1999-12-22 11:58:45

by Jes Sorensen

[permalink] [raw]
Subject: Re: [patch] read[bwl] and ioremap problem

>>>>> "Ted" == Theodore Y Ts'o <[email protected]> writes:

Ted> We've historically said that this kind of thing is horrible for
Ted> performance reasons, and the SCO and NetBSD approaches of doing
Ted> parameterized I/O has been derided for that reason. However,
Ted> it's something that perhaps we should rethink; on modern CPU's,
Ted> the extra procedure activation/deactivation isn't *that*
Ted> expensive, and it ends up making the drivers much more portable
Ted> and easier to support multiple architectures.
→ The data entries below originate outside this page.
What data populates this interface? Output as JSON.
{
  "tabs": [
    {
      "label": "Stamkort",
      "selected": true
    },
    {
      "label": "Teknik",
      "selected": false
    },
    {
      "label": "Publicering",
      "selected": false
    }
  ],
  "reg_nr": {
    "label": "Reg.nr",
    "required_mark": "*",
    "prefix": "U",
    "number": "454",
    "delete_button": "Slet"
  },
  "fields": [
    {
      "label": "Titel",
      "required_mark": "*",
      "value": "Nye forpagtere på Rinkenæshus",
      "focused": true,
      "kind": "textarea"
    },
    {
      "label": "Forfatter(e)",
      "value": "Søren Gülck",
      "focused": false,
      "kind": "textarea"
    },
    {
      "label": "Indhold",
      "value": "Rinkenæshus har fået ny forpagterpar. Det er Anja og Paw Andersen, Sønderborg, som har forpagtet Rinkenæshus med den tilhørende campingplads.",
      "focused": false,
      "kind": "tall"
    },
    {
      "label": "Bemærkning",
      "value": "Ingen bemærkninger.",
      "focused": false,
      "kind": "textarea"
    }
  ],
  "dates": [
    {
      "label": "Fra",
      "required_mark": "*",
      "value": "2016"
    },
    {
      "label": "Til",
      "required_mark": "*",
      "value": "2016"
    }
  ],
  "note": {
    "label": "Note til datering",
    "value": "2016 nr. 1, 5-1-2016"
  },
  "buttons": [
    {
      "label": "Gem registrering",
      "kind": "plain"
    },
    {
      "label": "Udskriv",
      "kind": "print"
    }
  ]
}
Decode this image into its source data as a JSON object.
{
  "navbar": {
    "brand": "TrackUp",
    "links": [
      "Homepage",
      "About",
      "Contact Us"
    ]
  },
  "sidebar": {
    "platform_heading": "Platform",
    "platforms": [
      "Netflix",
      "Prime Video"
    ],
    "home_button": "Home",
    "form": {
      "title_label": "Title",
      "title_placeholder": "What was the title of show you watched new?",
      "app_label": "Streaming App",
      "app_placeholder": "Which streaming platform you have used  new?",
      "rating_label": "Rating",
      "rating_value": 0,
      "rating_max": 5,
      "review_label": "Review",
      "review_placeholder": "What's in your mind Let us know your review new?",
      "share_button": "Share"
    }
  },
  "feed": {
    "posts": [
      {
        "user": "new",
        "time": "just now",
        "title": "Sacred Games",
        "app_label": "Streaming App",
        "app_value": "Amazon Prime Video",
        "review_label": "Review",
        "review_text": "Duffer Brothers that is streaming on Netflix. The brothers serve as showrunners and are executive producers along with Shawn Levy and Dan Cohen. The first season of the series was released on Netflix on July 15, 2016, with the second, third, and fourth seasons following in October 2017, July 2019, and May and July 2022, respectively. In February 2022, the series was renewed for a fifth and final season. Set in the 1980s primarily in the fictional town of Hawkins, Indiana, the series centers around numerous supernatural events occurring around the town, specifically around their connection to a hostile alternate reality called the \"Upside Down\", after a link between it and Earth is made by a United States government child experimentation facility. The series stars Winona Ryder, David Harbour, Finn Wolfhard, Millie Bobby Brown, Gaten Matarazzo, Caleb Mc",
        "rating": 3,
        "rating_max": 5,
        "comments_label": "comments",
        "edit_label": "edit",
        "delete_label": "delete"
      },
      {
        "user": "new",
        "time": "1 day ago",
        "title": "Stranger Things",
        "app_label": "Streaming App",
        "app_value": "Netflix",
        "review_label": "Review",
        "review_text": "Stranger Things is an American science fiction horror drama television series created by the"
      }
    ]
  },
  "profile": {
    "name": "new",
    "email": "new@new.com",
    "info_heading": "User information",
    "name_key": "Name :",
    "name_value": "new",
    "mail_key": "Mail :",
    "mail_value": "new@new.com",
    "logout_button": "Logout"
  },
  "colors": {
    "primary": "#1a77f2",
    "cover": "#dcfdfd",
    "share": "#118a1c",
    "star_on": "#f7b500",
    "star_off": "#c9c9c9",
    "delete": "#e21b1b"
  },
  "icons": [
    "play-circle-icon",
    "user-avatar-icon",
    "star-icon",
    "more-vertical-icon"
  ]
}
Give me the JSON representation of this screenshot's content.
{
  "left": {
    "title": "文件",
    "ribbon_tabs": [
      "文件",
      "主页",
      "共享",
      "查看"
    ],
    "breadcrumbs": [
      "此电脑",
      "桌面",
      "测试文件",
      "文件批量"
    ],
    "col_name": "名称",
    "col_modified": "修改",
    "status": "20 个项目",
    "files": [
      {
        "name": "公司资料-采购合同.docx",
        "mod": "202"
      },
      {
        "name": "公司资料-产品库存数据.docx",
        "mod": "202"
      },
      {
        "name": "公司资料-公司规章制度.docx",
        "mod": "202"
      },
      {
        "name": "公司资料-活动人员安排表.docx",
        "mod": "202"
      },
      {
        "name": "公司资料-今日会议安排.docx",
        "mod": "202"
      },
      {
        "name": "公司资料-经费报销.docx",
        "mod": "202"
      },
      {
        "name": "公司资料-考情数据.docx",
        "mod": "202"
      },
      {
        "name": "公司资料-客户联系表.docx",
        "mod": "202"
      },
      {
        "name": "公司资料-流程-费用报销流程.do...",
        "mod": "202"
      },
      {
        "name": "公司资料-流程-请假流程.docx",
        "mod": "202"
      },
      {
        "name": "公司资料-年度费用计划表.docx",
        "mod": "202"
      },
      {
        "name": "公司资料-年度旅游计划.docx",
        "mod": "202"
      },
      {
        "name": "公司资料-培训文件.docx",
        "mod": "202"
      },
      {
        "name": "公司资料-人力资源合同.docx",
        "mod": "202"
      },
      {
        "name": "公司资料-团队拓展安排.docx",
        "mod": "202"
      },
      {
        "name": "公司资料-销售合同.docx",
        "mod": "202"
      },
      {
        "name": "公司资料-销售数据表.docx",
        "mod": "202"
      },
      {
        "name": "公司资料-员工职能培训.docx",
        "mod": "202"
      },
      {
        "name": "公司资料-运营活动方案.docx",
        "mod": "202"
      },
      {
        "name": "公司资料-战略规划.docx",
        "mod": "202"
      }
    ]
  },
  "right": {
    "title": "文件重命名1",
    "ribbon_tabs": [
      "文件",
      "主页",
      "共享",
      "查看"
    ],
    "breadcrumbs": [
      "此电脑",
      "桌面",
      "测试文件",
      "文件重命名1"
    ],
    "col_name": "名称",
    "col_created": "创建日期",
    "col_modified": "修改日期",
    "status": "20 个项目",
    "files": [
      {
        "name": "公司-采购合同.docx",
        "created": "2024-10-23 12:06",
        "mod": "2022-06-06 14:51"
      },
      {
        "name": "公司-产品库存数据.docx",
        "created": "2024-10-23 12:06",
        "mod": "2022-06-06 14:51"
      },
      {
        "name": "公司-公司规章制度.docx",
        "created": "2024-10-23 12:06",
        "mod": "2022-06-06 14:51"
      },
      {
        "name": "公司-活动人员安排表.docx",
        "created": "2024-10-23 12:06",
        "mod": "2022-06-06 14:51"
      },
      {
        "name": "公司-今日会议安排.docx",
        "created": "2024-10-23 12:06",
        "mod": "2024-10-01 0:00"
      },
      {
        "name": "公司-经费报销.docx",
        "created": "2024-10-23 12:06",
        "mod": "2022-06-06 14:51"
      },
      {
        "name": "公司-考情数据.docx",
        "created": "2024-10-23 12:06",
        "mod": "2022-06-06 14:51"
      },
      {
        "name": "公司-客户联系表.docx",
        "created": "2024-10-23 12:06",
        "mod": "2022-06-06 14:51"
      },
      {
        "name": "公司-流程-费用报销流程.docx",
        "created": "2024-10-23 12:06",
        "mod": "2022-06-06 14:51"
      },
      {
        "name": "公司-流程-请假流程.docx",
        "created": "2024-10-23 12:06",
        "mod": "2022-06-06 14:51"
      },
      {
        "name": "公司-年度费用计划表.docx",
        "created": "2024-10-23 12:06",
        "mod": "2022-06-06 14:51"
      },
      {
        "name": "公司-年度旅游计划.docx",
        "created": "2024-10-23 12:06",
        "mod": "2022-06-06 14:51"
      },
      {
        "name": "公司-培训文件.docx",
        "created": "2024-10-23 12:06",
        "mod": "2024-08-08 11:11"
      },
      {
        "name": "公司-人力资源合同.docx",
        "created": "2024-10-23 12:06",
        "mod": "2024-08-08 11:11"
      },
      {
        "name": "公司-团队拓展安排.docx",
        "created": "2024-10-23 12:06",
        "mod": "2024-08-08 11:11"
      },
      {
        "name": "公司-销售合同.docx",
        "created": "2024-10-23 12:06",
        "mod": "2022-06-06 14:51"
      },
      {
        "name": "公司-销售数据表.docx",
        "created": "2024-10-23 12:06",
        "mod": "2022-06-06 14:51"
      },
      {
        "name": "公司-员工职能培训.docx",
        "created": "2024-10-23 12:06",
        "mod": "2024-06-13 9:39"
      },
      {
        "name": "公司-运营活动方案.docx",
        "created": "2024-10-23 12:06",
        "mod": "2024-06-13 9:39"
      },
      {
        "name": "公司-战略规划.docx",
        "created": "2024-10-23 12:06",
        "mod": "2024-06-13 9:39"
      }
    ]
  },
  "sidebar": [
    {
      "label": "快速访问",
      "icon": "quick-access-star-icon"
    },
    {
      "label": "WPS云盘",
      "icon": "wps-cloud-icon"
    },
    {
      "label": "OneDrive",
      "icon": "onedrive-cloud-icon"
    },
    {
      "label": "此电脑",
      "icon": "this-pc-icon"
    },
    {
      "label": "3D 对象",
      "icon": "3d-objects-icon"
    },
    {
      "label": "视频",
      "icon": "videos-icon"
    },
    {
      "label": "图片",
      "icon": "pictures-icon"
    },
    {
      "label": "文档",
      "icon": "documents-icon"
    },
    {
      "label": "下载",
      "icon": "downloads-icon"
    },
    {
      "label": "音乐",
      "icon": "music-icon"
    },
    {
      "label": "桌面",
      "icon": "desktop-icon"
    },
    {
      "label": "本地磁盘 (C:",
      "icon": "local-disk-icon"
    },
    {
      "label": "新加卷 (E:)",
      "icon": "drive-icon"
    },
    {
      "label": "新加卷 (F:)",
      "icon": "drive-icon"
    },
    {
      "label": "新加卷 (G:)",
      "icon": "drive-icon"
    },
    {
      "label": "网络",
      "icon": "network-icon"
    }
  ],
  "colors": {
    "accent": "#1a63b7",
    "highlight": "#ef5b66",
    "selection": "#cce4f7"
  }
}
The alternative is
Ted> that each driver author ends up writing their own I/O dispatch
Ted> routines, such as what's currently in the serial driver. While
Ted> this approach does have some advantages, in that each driver
Ted> author can decide whether or not he/she wishes to pay the
Ted> indirection overhead, it can mean code duplication and a delay
Ted> before certain devices get supported on non-mainline
Ted> architectures.

Oh it still is horrible ;-), and therefore it is something you don't
just want to implement in one big generic solution. You may want to
implement a generic interface that slow devices can use, but for some
high performance devices you really want the bigger freedom and the
option to control which parts are inlined and which are not. Ie. for a
Gigabit Ethernet or a high speed serial driver you may want to inline
parts of this in the fast path while using non-inlined versions for
the slow path bits of it (device initialization etc) to save space.

As a device driver author you may also want to use function pointers
rather than a list of if's for the non inlined case.